Buying Office Space: You own the space and you can do whatever you want in terms of configuration or use (as long you follow zoning laws). You can also rent out or lease unused space to another company. The property will appreciate and will earn additional value when you sell and retire.

Leasing Office Space: Traditional raw office space can be configured and re-configured as you like. Typically, there are no additional maintenance costs associated with the upkeep of the building. These costs are included with your rent.

Renting Office Space: You have a choice of a furnished or unfurnished space that does not require infrastructure costs for wiring or leasing a telephone system. You have a turnkey office and can start working almost immediately.

Potential financial cons of owning, leasing or renting

Buying Office Space: Depreciated value of the property is one thing. But if the assessed value goes up, you could face paying capital gains taxes when it comes time to sell. This can be most painful if you are selling because the business is not doing well.

Leasing Office Space: Sometimes business is doing as well as expected but you need to close it down. In this case, you are personally still on the hook for the remainder of the terms of the lease.
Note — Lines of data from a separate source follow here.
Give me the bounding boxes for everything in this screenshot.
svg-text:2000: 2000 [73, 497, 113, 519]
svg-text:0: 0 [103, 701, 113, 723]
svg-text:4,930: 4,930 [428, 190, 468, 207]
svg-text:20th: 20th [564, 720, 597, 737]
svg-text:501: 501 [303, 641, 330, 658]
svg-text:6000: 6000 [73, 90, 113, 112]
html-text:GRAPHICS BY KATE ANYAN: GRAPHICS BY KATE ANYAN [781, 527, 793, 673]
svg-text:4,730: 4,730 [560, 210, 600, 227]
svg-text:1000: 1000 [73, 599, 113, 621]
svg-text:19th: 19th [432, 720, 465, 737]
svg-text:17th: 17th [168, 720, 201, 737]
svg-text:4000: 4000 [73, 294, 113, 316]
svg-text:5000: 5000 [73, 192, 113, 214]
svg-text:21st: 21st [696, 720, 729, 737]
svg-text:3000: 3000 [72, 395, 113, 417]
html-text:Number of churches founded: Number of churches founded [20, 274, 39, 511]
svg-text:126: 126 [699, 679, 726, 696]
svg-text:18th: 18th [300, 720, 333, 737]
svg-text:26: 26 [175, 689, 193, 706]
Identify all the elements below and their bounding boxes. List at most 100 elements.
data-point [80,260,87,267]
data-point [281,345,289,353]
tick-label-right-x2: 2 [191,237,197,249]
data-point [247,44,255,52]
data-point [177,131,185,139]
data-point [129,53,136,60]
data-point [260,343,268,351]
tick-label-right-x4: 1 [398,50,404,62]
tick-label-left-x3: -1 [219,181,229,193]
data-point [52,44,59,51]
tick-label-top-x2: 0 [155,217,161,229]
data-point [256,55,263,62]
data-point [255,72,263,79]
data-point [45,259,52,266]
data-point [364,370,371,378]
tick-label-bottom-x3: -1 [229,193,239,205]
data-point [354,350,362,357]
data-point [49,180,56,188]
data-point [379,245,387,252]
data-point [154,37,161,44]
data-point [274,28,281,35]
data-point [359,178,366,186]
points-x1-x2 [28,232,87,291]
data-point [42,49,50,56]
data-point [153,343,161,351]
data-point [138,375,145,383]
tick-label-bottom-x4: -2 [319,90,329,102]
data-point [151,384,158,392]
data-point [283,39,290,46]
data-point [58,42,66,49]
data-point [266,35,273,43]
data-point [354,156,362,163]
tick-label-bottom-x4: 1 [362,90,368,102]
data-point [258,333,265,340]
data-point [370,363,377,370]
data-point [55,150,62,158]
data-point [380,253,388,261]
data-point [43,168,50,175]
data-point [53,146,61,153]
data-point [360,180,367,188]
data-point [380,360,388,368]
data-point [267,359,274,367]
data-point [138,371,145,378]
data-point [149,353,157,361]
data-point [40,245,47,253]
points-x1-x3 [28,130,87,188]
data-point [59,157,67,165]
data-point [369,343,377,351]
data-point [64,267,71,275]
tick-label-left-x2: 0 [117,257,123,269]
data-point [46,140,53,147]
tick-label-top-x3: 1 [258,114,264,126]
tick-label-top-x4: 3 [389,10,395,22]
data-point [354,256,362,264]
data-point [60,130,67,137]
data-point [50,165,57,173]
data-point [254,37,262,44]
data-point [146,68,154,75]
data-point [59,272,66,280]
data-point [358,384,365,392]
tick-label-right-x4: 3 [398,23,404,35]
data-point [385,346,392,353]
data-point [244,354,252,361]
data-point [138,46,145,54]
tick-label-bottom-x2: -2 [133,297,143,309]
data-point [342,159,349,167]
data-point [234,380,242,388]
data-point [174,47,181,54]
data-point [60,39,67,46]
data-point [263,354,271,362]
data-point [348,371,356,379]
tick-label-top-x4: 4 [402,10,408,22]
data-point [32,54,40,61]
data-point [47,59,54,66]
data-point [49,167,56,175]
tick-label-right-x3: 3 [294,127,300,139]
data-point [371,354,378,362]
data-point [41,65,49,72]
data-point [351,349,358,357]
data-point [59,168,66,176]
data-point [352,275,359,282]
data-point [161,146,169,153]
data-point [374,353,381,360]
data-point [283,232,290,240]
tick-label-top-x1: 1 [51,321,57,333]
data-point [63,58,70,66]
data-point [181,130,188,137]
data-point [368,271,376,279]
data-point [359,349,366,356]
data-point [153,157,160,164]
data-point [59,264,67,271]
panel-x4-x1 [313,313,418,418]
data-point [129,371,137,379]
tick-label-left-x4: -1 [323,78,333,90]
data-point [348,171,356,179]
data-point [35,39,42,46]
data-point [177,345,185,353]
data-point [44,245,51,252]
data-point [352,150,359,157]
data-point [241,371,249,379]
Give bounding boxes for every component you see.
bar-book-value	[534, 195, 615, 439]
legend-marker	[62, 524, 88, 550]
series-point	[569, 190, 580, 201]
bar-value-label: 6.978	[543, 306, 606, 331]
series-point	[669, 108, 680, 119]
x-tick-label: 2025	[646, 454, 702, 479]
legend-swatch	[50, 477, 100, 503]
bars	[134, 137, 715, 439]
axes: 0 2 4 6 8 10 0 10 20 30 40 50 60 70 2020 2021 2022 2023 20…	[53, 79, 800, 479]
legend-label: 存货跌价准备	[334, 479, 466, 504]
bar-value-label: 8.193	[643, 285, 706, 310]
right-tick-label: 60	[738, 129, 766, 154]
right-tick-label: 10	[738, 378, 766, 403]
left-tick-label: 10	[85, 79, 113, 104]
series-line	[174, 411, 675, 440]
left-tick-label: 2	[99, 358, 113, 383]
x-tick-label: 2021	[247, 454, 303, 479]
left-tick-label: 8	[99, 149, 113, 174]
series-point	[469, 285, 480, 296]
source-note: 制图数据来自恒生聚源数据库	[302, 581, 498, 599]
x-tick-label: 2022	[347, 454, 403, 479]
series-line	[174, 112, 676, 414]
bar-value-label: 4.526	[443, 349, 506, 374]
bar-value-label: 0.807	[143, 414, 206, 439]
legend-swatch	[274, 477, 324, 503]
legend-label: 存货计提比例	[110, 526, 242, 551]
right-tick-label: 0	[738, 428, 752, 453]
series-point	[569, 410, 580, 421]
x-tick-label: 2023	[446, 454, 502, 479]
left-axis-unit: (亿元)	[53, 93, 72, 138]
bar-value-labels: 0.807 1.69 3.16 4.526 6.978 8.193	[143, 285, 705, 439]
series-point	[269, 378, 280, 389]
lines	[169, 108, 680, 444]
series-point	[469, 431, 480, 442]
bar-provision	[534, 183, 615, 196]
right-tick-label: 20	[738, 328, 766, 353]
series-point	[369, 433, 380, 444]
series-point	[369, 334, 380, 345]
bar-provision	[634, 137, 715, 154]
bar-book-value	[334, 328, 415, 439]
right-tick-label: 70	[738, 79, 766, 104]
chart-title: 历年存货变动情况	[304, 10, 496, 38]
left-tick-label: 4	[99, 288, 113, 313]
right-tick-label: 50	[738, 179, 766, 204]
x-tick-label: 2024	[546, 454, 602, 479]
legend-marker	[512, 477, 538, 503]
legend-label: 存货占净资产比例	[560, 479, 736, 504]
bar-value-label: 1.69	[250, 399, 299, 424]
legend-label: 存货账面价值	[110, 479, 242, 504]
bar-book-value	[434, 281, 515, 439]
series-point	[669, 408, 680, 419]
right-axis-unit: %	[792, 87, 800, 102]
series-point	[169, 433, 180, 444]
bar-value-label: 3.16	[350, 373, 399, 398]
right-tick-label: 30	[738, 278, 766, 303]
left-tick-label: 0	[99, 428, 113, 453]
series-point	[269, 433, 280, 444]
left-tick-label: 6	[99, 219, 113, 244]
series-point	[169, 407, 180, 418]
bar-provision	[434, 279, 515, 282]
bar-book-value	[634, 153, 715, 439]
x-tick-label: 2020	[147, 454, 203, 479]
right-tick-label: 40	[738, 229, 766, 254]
Your only hope is that there is not a “no subleasing” clause in your lease.

Renting Office Space: If you need to move out of a business centre with all the infrastructure and office equipment that you pay for as you use it, you will need to lease or purchase this equipment in another facility that is not serviced.

Location of your office space

Buying Office Space: It can be quite difficult to find downtown property that is affordable for a small business to purchase, but a new trend in condo/office buildings is selling office condos in new developments downtown.

Leasing Office Space: There is plenty of available space in prime locations. You just need to establish which building is in the right commercial class for your business and your budget.

Renting Office Space: The choices are many, as there are office business centres in almost every upscale downtown office building. The choice is yours to find the right address and rent that fits the needs and wants of your business.

Business growth or downsizing?

Buying Office Space: When you need to grow the space beyond what you already own, your options are limited. It may require buying additional space or renting excess space from a neighbouring business. But if you find yourself needing less space than you own, you can get additional income by renting out your extra space.

Leasing Office Space: Trying to find additional office space on the same floor is often not easy – so you may find yourself having to sign an additional lease for more office space. When you find that you have more space than you need, you could again rent out that extra space to another business. The only problem with renting out extra space is that it may not be allowed under the terms of your lease.

Renting Office Space: Office business centres are prepared for your office needs to increase or decrease. They can also make your changes seamless. If you need more space, they can accommodate your growing needs without having to change your address or phone number. When you find that you need less space because of outsourcing or downsizing, an office business centre can find you more suitable space in the same facility within days or even hours, without interrupting the running of your business.

Conclusions

As you can see, the answer to buy, lease or rent office space is not a clear-cut and easy decision for most small business owners to make. Your decision will hinge on a combination of financial, flexibility and personal-choice issues. Do not forget to bring in your financial experts and advisors to help you make the right decisions for your business. The choice is to make the decision that is best for your business needs, wants and financial ability as a start-up business.